There has been an aggressive push over the past couple of years by state legislators around the country and the federal government to enact legislation prohibiting or limiting the use of non-compete agreements by employers.  One such bill, entitled the Workplace Mobility Act, was introduced in the U.S. Senate in late April 2018 and seeks to, among other things, prevent employers from “enter[ing] into, enforc[ing], or threaten[ing] to enforce a covenant not to compete with any employee of such employer, who in any workweek is engaged in commerce or in the production of goods for commerce.”  Locally, the New York City legislature introduced a bill in 2017 that seeks to prohibit the use of non-compete agreements for “low-wage employees,” and would require employers to notify potential employees of any requirement to enter into a covenant not to compete prior to hiring the employee.

With potentially impactful legislation looming, courts continue to be highly critical of non-compete agreements.  A recent decision from the Supreme Court in Westchester County illustrates the courts’ focus on ensuring that non-compete provisions are narrowly tailored to serve only the company’s legitimate business interests.

In Cindy Hoffman, D.O., P.C. v. Raftopol (J. Ruderman), the court dealt with a familiar scenario of the enforcement of a non-compete agreement in the medical field.  The “curveball” in this case, however, is that the court was not dealing with a physician leaving a practice to compete elsewhere, but rather a physician’s assistant who left to work for a competitor.  Defendant, Caroline Raftopol (“Raftopol”), a physician’s assistant, was hired in 2012 by Plaintiff Cindy Hoffman, D.O., P.C. (“Hoffman P.C.”), a dermatology practice with three locations in Westchester, Dutchess, and Putnam counties.  Upon hiring, Raftopol was required to sign a non-compete agreement that prohibited her from being employed by a competitor within fifteen miles of any Hoffman P.C. location for two years following the end of her employment.  Raftopol ultimately resigned from her position in May 2017 and, in September 2017, Hoffman P.C. learned that Raftopol was working for a competitor within the geographic restriction set forth in the non-compete agreement.  Litigation ensued with Hoffman P.C. seeking a preliminary injunction to prevent Raftopol’s further employment with the competitor.

On its face, the court found the duration and geographic scopes of the non-compete restrictions to be reasonable and noted that other courts had upheld similar restrictive covenants.  However, the court also noted that such cases typically dealt with physicians working for competitors and, under such circumstances, courts have given wider latitude to restrictive covenants because they involve a professional of a learned profession whose services were considered to be “unique and extraordinary.”  Thus, the question in Hoffman became whether a restrictive covenant that would otherwise be reasonable against a physician was reasonable to protect Hoffman P.C.’s legitimate business interests against a physician’s assistant.

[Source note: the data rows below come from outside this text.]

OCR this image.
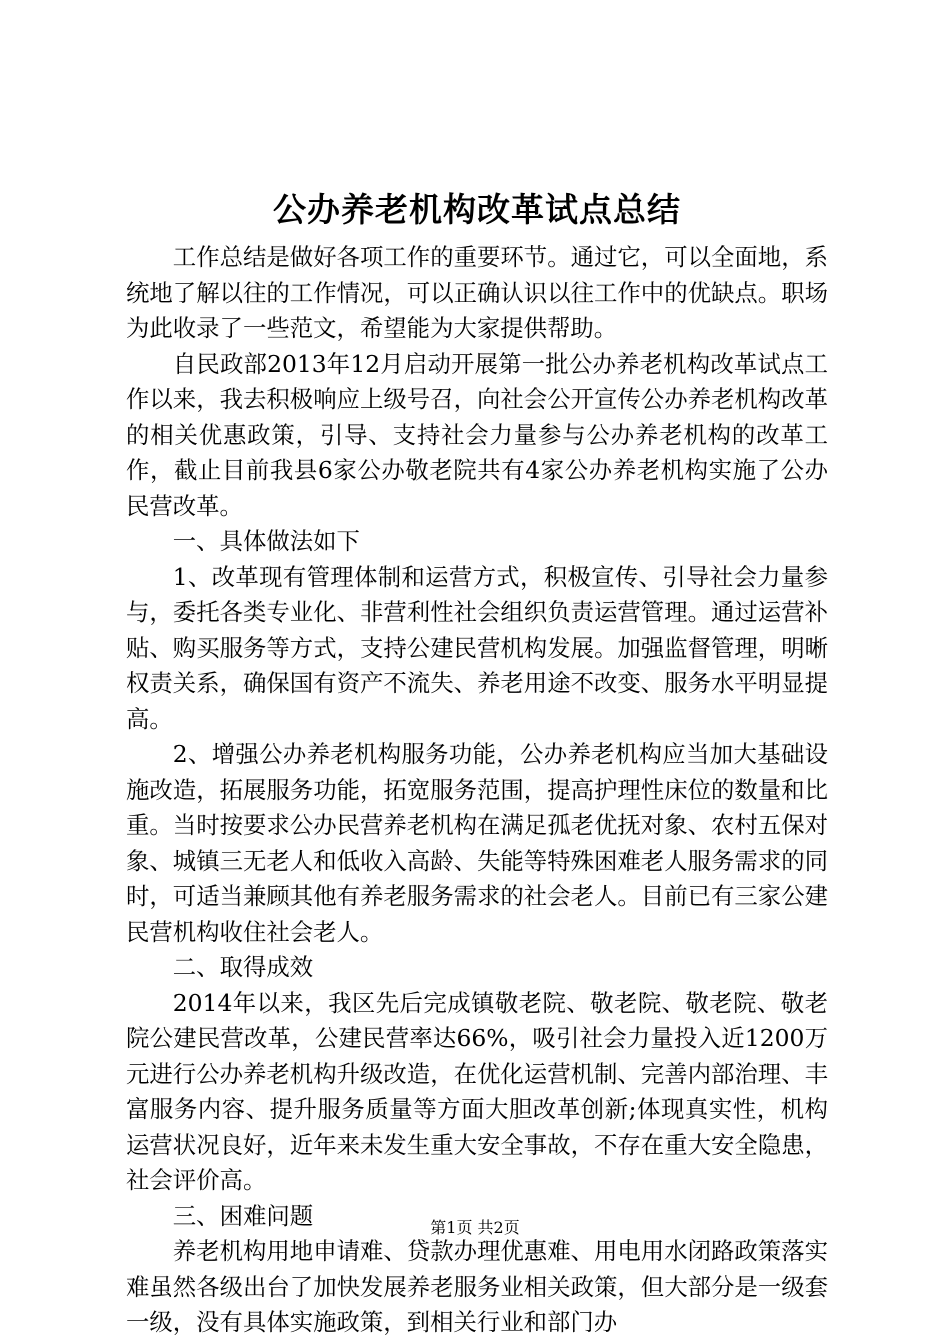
公办养老机构改革试点总结

工作总结是做好各项工作的重要环节。通过它，可以全面地，系统地了解以往的工作情况，可以正确认识以往工作中的优缺点。职场为此收录了一些范文，希望能为大家提供帮助。

自民政部2013年12月启动开展第一批公办养老机构改革试点工作以来，我去积极响应上级号召，向社会公开宣传公办养老机构改革的相关优惠政策，引导、支持社会力量参与公办养老机构的改革工作，截止目前我县6家公办敬老院共有4家公办养老机构实施了公办民营改革。

一、具体做法如下

1、改革现有管理体制和运营方式，积极宣传、引导社会力量参与，委托各类专业化、非营利性社会组织负责运营管理。通过运营补贴、购买服务等方式，支持公建民营机构发展。加强监督管理，明晰权责关系，确保国有资产不流失、养老用途不改变、服务水平明显提高。

2、增强公办养老机构服务功能，公办养老机构应当加大基础设施改造，拓展服务功能，拓宽服务范围，提高护理性床位的数量和比重。当时按要求公办民营养老机构在满足孤老优抚对象、农村五保对象、城镇三无老人和低收入高龄、失能等特殊困难老人服务需求的同时，可适当兼顾其他有养老服务需求的社会老人。目前已有三家公建民营机构收住社会老人。

二、取得成效

2014年以来，我区先后完成镇敬老院、敬老院、敬老院、敬老院公建民营改革，公建民营率达66%，吸引社会力量投入近1200万元进行公办养老机构升级改造，在优化运营机制、完善内部治理、丰富服务内容、提升服务质量等方面大胆改革创新;体现真实性，机构运营状况良好，近年来未发生重大安全事故，不存在重大安全隐患，社会评价高。

三、困难问题

养老机构用地申请难、贷款办理优惠难、用电用水闭路政策落实难虽然各级出台了加快发展养老服务业相关政策，但大部分是一级套一级，没有具体实施政策，到相关行业和部门办

第1页 共2页
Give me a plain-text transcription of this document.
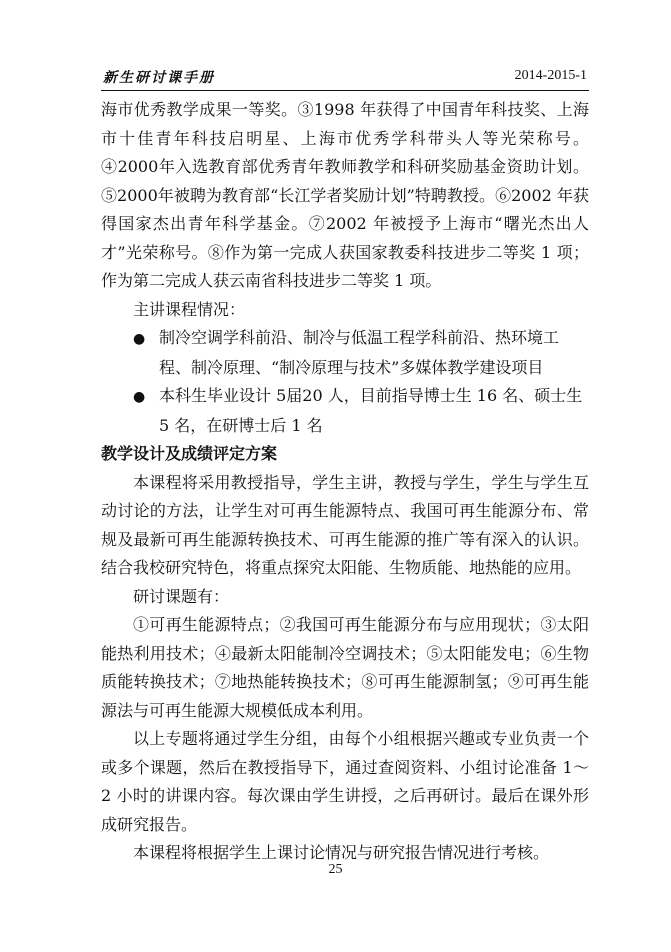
新生研讨课手册	2014-2015-1

海市优秀教学成果一等奖。③1998 年获得了中国青年科技奖、上海市十佳青年科技启明星、上海市优秀学科带头人等光荣称号。④2000年入选教育部优秀青年教师教学和科研奖励基金资助计划。⑤2000年被聘为教育部“长江学者奖励计划”特聘教授。⑥2002 年获得国家杰出青年科学基金。⑦2002 年被授予上海市“曙光杰出人才”光荣称号。⑧作为第一完成人获国家教委科技进步二等奖 1 项；作为第二完成人获云南省科技进步二等奖 1 项。

主讲课程情况：

● 制冷空调学科前沿、制冷与低温工程学科前沿、热环境工程、制冷原理、“制冷原理与技术”多媒体教学建设项目
● 本科生毕业设计 5届20 人，目前指导博士生 16 名、硕士生 5 名，在研博士后 1 名

教学设计及成绩评定方案

本课程将采用教授指导，学生主讲，教授与学生，学生与学生互动讨论的方法，让学生对可再生能源特点、我国可再生能源分布、常规及最新可再生能源转换技术、可再生能源的推广等有深入的认识。结合我校研究特色，将重点探究太阳能、生物质能、地热能的应用。

研讨课题有：

①可再生能源特点；②我国可再生能源分布与应用现状；③太阳能热利用技术；④最新太阳能制冷空调技术；⑤太阳能发电；⑥生物质能转换技术；⑦地热能转换技术；⑧可再生能源制氢；⑨可再生能源法与可再生能源大规模低成本利用。

以上专题将通过学生分组，由每个小组根据兴趣或专业负责一个或多个课题，然后在教授指导下，通过查阅资料、小组讨论准备 1～2 小时的讲课内容。每次课由学生讲授，之后再研讨。最后在课外形成研究报告。

本课程将根据学生上课讨论情况与研究报告情况进行考核。

25
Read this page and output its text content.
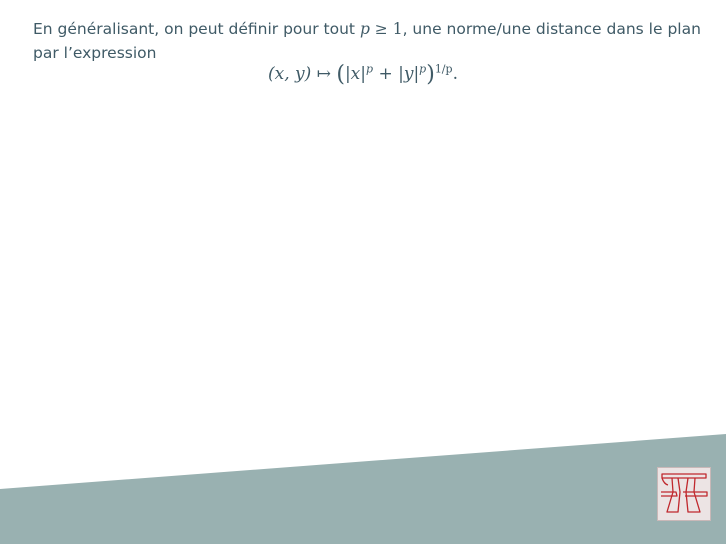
En généralisant, on peut définir pour tout p ≥ 1, une norme/une distance dans le plan par l’expression

(x, y) ↦ $(|x|^p + |y|^p)^{1/p}$.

Hoffman P.C. argued the restrictions were reasonable against Raftopol because she built a relationship with patients and obtained trade secrets from Hoffman P.C.  Under those circumstances, the court noted that the restrictive covenant must be tailored “only to the extent necessary to protect the employer from unfair competition which stems from the employee’s use or disclosure of trade secrets or confidential customer lists.”  Columbia Ribbon & Carbon Mfg. v. A-1-A Corp., 42 N.Y.2d 496 (1977).  In this regard, the court found that there was little support in the record that Hoffman P.C. had any legitimate interest in preventing Raftopol from working with a competitor within 15 miles of Hoffman P.C.’s offices.  Specifically, the court held that Hoffman P.C. had not established that Raftopol had either the knowledge or power to impact the company’s profitability. There was also no support in the record for Hoffman P.C.’s contention that Raftopol could find similar employment outside of the restrictive area.

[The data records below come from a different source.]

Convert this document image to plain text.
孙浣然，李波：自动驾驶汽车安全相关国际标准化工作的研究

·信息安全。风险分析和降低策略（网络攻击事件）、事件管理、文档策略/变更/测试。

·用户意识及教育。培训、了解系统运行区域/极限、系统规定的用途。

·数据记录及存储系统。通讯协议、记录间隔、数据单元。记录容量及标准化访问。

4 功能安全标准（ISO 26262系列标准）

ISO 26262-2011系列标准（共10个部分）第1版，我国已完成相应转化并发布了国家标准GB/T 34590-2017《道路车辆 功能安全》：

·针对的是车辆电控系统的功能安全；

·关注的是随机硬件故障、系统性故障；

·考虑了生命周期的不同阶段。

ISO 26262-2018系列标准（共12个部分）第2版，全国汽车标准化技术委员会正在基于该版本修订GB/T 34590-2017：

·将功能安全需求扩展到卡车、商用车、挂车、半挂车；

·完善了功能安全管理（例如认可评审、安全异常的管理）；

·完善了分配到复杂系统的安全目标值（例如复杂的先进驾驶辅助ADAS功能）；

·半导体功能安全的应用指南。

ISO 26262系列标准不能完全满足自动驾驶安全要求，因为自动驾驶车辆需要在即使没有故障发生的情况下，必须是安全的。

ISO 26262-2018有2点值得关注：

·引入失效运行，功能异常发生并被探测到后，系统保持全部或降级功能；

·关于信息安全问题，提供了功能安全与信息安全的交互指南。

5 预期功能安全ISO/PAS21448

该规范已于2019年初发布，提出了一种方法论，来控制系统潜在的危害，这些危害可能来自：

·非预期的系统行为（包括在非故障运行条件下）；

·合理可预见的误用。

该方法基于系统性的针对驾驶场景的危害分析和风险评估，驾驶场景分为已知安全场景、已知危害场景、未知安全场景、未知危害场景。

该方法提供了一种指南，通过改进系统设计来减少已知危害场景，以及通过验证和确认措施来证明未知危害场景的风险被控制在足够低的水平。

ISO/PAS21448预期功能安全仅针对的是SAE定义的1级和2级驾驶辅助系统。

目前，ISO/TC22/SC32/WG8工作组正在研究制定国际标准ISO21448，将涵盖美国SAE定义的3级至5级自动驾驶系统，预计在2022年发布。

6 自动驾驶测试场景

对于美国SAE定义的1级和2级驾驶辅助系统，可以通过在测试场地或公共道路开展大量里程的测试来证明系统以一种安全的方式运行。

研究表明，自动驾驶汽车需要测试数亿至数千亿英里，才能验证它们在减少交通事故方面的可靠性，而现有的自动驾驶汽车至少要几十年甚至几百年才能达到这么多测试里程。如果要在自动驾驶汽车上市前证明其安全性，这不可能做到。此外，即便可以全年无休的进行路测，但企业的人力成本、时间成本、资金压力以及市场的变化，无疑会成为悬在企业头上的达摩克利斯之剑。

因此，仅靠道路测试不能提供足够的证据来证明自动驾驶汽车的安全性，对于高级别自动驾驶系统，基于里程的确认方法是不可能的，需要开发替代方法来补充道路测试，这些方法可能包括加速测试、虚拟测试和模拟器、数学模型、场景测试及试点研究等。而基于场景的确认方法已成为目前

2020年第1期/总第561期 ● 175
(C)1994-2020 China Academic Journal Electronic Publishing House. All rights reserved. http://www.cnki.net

With respect to Hoffman P.C.’s concern that Raftopol could solicit patients whose information was otherwise unascertainable, Raftopol conceded that she would not solicit Hoffman P.C. patients but that the restrictions regarding employment with a competitor were causing her severe financial strain.  Given Raftopol’s concession regarding solicitation, the court ordered that Hoffman P.C.’s motion for a preliminary injunction was denied with the exception that Raftopol could not solicit Hoffman P.C.’s patients for the duration of the two-year period.

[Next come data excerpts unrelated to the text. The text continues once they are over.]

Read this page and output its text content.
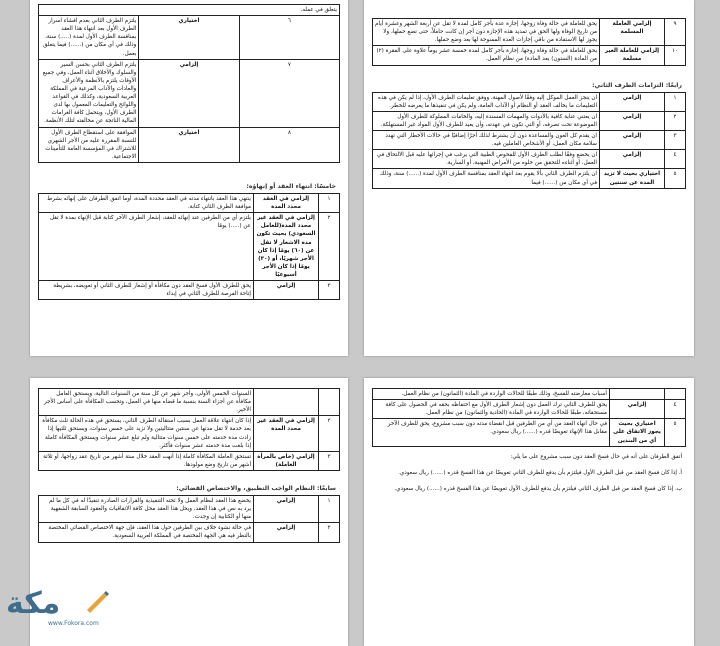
يتعلق في عمله.		
٦	اختياري	يلتزم الطرف الثاني بعدم افشاء اسرار الطرف الأول بعد انتهاء هذا العقد بمنافسة الطرف الأول لمدة (.....) سنة، وذلك في أي مكان من (......) فيما يتعلق بعمل.
٧	إلزامي	يلتزم الطرف الثاني بحسن السير والسلوك والأخلاق أثناء العمل، وفي جميع الأوقات يلتزم بالأنظمة والأعراف والعادات والآداب المرعية في المملكة العربية السعودية، وكذلك في القواعد واللوائح والتعليمات المعمول بها لدى الطرف الأول، ويتحمل كافة الغرامات المالية الناتجة عن مخالفته لتلك الأنظمة.
٨	اختياري	الموافقة على استقطاع الطرف الأول للنسبة المقررة عليه من الأجر الشهري للاشتراك في المؤسسة العامة للتأمينات الاجتماعية.
خامسًا: انتهاء العقد أو إنهاؤه:
١	إلزامي في العقد محدد المدة	ينتهي هذا العقد بانتهاء مدته في العقد محددة المدة، أوما اتفق الطرفان على إنهائه بشرط موافقة الطرف الثاني كتابة.
٢	إلزامي في العقد غير محدد المدة(للعامل السعودي) بحيث تكون مدة الاشعار لا تقل عن (٦٠) يومًا إذا كان الأجر شهريًا، أو (٣٠) يومًا إذا كان الأجر أسبوعيًا	يلتزم أي من الطرفين عند إنهائه للعقد، إشعار الطرف الآخر كتابة قبل الإنهاء بمدة لا تقل عن (.....) يومًا
٣	إلزامي	يحق للطرف الأول فسخ العقد دون مكافأة أو إشعار للطرف الثاني أو تعويضه، بشريطة إتاحة الفرصة للطرف الثاني في إبداء
٩	إلزامي العاملة المسلمة	يحق للعاملة في حالة وفاة زوجها، إجازة عدة بأجر كامل لمدة لا تقل عن أربعة الشهر وعشرة أيام من تاريخ الوفاة ولها الحق في تمديد هذه الإجازة دون أجر إن كانت حاملاً، حتى تضع حملها، ولا يجوز لها الاستفادة من باقي إجازات العدة الممنوحة لها بعد وضع حملها.
١٠	إلزامي للعاملة الغير مسلمة	يحق للعاملة في حالة وفاة زوجها، إجازة بأجر كامل لمدة خمسة عشر يوماً علاوة على الفقرة (٢) من المادة (الستون) يعد المادة) من نظام العمل.
رابعًا: التزامات الطرف الثاني:
١	إلزامي	ان ينجز العمل الموكل إليه وفقًا لأصول المهنة، ووفق تعليمات الطرف الأول، إذا لم يكن في هذه التعليمات ما يخالف العقد أو النظام أو الآداب العامة، ولم يكن في تنفيذها ما يعرضه للخطر.
٢	إلزامي	ان يعتني عناية كافية بالأدوات والمهمات المسندة إليه، والخامات المملوكة للطرف الأول الموضوعة تحت تصرفه، أو التي تكون في عهدته، وأن يعيد للطرف الأول المواد غير المستهلكة.
٣	إلزامي	ان يقدم كل العون والمساعدة دون أن يشترط لذلك أجرًا إضافيًا في حالات الأخطار التي تهدد سلامة مكان العمل، أو الأشخاص العاملين فيه.
٤	إلزامي	ان يخضع وفقًا لطلب الطرف الأول للفحوص الطبية التي يرغب في إجرائها عليه قبل الالتحاق في العمل، أو أثناءه للتحقق من خلوه من الأمراض المهنية، أو السارية.
٥	اختياري بحيث لا تزيد المدة عن سنتين	ان يلتزم الطرف الثاني بألا يقوم بعد انتهاء العقد بمنافسة الطرف الأول لمدة (......) سنة، وذلك في أي مكان من (......) فيما
		السنوات الخمس الأولى، وأجر شهر عن كل سنة من السنوات التالية، ويستحق العامل مكافأة عن أجزاء السنة بنسبة ما قضاه منها في العمل، وتحسب المكافأة على أساس الأجر الأخير.
٢	إلزامي في العقد غير محدد المدة	إذا كان انتهاء علاقة العمل بسبب استقالة الطرف الثاني، يستحق في هذه الحالة ثلث مكافأة بعد خدمة لا تقل مدتها عن سنتين متتاليتين ولا تزيد على خمس سنوات، ويستحق ثلثيها إذا زادت مدة خدمته على خمس سنوات متتالية ولم تبلغ عشر سنوات ويستحق المكافأة كاملة إذا بلغت مدة خدمته عشر سنوات فأكثر.
٣	إلزامي (خاص بالمرأة العاملة)	تستحق العاملة المكافأة كاملة إذا أنهت العقد خلال ستة أشهر من تاريخ عقد زواجها، أو ثلاثة أشهر من تاريخ وضع مولودها.
سابعًا: النظام الواجب التطبيق، والاختصاص القضائي:
١	إلزامي	يخضع هذا العقد لنظام العمل ولا ئحته التنفيذية والقرارات الصادرة تنفيذًا له في كل ما لم يرد به نص في هذا العقد، ويحل هذا العقد محل كافة الاتفاقيات والعقود السابقة الشفهية منها أو الكتابية إن وجدت.
٢	إلزامي	في حالة نشوء خلاف بين الطرفين حول هذا العقد، فإن جهة الاختصاص القضائي المختصة بالنظر فيه هي الجهة المختصة في المملكة العربية السعودية.
		أسباب معارضته للفسخ، وذلك طبقًا للحالات الواردة في المادة (الثمانون) من نظام العمل.
٤	إلزامي	يحق للطرف الثاني ترك العمل دون إشعار الطرف الأول مع احتفاظه بحقه في الحصول على كافة مستحقاته، طبقًا للحالات الواردة في المادة (الحادية والثمانون) من نظام العمل.
٥	اختياري بحيث يجوز الاتفاق على أي من البندين	في حال انهاء العقد من أي من الطرفين قبل انقضاء مدته دون سبب مشروع، يحق للطرف الآخر مقابل هذا الإنهاء تعويضًا قدره (......) ريال سعودي.
أتفق الطرفان على أنه في حال فسخ العقد دون سبب مشروع على ما يلي:
أ. إذا كان فسخ العقد من قبل الطرف الأول فيلتزم بأن يدفع للطرف الثاني تعويضًا عن هذا الفسخ قدره (......) ريال سعودي.
ب. إذا كان فسخ العقد من قبل الطرف الثاني فيلتزم بأن يدفع للطرف الأول تعويضًا عن هذا الفسخ قدره (......) ريال سعودي.
مكة
www.Fokora.com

In this case, the court was able to narrow down the overly broad restrictive covenant to what was the actual, legitimate business interest of the employer which, in this case, was the solicitation of patients.  The court tailored a restriction that suited the employer’s needs while not preventing the former employee from employment.  While this court was amenable to crafting a tailored restriction, many courts will simply deny the motion for a preliminary injunction in its entirety if the restrictive covenants are too overreaching.  With that in mind, when these agreements are being drafted, it is critical for businesses to focus on what the business is really concerned about if this employee leaves the company – and it cannot be anything and everything involving the business.  With the continuing push to prohibit or limit these agreements, employers need to adapt and tailor their restrictive covenants to what is truly important to the business.